We’ve got Higgs, let’s find the dark matter now!

Thursday, July 5th, 2012 by Roberto Saracco

Yesterday was a great day for physics with the seminar at CERN announcing the identification of the Higgs boson at 5 Sigma (a very very high statistical certainty). At the same time, as I watched the seminar, scientists were saying that this is just the beginning. The Standard Model explains the part of the Universe we see, that is about 4% of what is out there (and in here!) since that very Standard Model is claiming for much more mass, so invisible to be called “darK”.

Dark matter detector

It is therefore most appropriate that other scientists are proposing to develop a sensor to precise to be able to detect the dark matter. The approach is similar to the famous Michelson Morley experiment that, by failing to find the ether, opened up a neck chapter in physics with the Einstein insight on the structure of space time.

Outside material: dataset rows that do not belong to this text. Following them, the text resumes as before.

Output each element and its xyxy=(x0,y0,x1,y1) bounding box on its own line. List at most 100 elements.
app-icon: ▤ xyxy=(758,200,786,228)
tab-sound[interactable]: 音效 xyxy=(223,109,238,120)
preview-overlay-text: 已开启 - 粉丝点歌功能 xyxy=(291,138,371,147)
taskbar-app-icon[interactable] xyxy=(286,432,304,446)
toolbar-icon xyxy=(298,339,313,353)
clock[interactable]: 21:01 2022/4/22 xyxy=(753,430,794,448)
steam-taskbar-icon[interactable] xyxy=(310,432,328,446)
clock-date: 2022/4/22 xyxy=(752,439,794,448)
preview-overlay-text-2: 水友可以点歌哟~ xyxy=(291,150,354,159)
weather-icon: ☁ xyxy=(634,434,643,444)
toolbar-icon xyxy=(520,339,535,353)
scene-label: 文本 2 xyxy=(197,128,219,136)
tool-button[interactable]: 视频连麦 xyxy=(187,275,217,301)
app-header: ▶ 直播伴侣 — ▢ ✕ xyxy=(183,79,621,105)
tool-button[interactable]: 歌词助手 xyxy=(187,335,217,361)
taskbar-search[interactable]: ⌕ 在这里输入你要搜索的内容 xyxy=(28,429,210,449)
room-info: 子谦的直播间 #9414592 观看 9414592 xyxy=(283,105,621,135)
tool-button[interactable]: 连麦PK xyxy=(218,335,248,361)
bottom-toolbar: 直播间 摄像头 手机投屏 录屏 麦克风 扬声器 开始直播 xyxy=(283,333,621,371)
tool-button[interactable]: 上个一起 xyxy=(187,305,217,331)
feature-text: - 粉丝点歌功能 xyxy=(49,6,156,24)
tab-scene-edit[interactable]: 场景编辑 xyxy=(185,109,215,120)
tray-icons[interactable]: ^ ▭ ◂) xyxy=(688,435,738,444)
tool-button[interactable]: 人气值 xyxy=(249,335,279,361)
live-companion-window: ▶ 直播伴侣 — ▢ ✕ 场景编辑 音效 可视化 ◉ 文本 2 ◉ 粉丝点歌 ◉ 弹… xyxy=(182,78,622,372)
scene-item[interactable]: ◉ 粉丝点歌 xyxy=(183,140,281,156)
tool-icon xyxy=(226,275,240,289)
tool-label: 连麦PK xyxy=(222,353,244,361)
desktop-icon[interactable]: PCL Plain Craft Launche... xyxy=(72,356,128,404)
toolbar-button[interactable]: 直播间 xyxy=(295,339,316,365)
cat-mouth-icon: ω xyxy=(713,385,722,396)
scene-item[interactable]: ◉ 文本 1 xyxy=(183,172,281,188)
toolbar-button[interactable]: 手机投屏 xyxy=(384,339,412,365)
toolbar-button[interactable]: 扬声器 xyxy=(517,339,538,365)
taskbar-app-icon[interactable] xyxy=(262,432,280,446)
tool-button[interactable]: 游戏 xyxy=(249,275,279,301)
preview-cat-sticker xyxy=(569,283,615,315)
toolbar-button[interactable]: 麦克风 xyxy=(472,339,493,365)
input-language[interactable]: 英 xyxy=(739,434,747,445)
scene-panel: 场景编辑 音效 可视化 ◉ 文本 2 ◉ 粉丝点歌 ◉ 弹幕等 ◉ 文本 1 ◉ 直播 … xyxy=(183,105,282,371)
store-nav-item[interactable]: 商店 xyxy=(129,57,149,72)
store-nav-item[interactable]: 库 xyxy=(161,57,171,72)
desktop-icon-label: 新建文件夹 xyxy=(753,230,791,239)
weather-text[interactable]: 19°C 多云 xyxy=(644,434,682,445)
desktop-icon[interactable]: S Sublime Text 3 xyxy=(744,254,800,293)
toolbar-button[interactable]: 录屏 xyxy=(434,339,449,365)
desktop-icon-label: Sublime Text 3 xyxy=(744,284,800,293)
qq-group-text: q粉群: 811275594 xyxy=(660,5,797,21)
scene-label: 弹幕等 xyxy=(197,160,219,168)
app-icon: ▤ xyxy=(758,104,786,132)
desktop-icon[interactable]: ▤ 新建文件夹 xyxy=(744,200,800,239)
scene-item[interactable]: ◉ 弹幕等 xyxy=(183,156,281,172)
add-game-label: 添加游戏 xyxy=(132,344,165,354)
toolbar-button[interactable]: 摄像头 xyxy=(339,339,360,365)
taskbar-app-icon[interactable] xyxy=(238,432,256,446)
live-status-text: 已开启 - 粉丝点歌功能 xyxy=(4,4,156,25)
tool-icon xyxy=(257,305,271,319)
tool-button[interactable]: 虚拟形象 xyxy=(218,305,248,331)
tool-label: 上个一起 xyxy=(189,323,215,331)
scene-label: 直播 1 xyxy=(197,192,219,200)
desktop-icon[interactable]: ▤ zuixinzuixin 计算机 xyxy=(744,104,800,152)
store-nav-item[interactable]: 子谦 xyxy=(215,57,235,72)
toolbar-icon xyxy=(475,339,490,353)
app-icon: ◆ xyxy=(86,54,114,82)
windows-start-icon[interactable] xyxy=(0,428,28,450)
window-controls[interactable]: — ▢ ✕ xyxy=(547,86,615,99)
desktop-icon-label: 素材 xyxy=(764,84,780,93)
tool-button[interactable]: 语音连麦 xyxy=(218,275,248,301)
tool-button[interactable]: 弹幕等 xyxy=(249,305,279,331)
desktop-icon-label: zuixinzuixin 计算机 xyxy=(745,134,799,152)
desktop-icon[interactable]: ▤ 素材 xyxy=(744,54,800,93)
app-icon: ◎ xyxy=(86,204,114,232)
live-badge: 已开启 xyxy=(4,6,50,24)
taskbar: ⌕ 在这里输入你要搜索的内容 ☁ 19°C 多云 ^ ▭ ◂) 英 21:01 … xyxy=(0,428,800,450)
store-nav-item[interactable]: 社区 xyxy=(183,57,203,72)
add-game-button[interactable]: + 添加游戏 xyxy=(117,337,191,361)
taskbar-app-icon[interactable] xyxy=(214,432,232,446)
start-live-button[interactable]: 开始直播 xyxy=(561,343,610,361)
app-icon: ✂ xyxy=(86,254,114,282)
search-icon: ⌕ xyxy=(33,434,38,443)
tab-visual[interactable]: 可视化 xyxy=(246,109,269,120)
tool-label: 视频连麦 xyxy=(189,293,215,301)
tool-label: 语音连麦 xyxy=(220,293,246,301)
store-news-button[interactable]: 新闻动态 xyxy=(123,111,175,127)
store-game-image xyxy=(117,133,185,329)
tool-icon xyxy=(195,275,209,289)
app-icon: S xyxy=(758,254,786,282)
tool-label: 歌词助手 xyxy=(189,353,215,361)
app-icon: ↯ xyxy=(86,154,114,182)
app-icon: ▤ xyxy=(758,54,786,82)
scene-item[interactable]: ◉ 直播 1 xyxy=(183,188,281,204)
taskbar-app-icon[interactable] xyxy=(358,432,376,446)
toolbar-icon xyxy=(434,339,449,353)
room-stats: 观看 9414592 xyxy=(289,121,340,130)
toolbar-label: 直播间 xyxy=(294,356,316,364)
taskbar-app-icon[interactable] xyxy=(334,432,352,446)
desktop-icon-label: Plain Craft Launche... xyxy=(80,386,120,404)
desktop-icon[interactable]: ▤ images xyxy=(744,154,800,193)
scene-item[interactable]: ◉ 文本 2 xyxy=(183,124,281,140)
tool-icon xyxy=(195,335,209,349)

To detect what has been undetectable so far you need a sensors that is way more sensitive that anything we ever had. And scientists from the University of Michigan in Ann Arbor and from Harvard in Cambridge are doing just that.

By bridging physics and genetics they are developing a thin foil of gold, as shown in the picture, to which they attach millions of DNA strands. The idea is that as the Earth rotate during the day on its axes and during the year around the sun it intercepts dark matter and some of it should push an atom of gold out of the sheet.

This atom becomes a bullet that cross the forest of DNA strands attached to the foil and cuts a few of them. The cutter strands are collected in a lower tray and once a hour they are collected and cloned billions of times through bio genetic engineering. This provides sufficient material to be analyzed and by looking at the percentage of different strands the physicists should be able to work out the path of the bullet.

By collecting millions of these paths they bet to be able to detect the dark matter. Indeed, this sensor will have a sensitivity that is billions of times greater than the best sensor we have today….

Will this experiment eventually find the dark matter or will it become a replica of the Michelson and Morley one enabling a future Einstein to explain that no dark matter was found because there is no dark matter? I just hope to be around to see this question answered.